As I run out of the room and towards the nurses' station, the patient's nurse looks up with mild concern. "What's going on? Do you need something?" she asks.

"I just needed to tell you that..." [I poke her shoulder] "you're it! No tag-backs!"
An honor walk is an emotionally taxing event to participate in. The ICU can usually pause for a moment, but it doesn't stop. Other patients need our help and they can't wait for us to collect ourselves before returning to the job at hand. The ICU is always in motion. There are always new kids coming in and improved ones going out. There are always unstable patients that you need to pass-off to the night team, who will pass them right back to you in the morning, having taken the next steps toward whichever outcome.

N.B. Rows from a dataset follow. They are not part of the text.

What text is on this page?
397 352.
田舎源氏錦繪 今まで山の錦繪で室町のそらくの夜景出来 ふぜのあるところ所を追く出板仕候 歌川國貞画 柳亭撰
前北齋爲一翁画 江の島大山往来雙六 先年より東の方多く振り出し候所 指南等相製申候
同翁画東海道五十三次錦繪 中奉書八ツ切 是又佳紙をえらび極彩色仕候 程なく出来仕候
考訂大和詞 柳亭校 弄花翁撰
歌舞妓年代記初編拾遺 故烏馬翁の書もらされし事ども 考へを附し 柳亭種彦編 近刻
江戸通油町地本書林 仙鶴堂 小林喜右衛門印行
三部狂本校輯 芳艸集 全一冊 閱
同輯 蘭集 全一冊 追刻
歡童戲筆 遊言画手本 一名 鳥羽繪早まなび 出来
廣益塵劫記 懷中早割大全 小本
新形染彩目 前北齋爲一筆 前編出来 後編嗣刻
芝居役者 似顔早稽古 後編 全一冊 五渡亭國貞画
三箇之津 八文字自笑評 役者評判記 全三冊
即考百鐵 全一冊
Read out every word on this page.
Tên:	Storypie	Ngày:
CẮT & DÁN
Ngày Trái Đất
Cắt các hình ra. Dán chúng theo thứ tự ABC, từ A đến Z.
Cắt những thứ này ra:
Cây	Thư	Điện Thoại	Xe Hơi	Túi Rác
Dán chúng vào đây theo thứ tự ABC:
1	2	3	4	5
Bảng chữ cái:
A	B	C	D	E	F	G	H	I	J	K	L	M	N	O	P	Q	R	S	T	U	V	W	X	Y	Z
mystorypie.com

But even knowing the emotional toll that participating will take, when you have taken care of a patient that eventually has an honor walk, you kind of want to be there when it happens. You may have been with that family as they arrived, as they were told that their baby wasn't coming back from this, and sometimes (as was the case for me today) you may have been part of the team that did the brain death exam. When those patients head to the OR for the final time, you kinda hope to be stuck holding the hot-potato; you gladly allow yourself to be "it" in the game of Tag.
"What?!" the nurse yells, so that our patient can hear, giggling in his bed. She storms towards the room on faux-outrage, "You got the doctor to tag me?! Well, you're it again! No tag-backs!"
TILIF: The pores of Khon are connections between alveoli (tiny air sacs) in the lungs and appear around the second year of life. A similar structure called the canals of Lambert connect bronchioles (the smallest air tubes of the respiratory tree) to adjacent alveoli. The canals develop around age 6. These two structures allow for the passage of fluid and bacteria, possibly contributing to increased risk of pneumonia, but they also allow for connections between adjacent parts of lungs, which decreases the risk of lung collapse or atelectasis, which is seen more commonly in children than adults.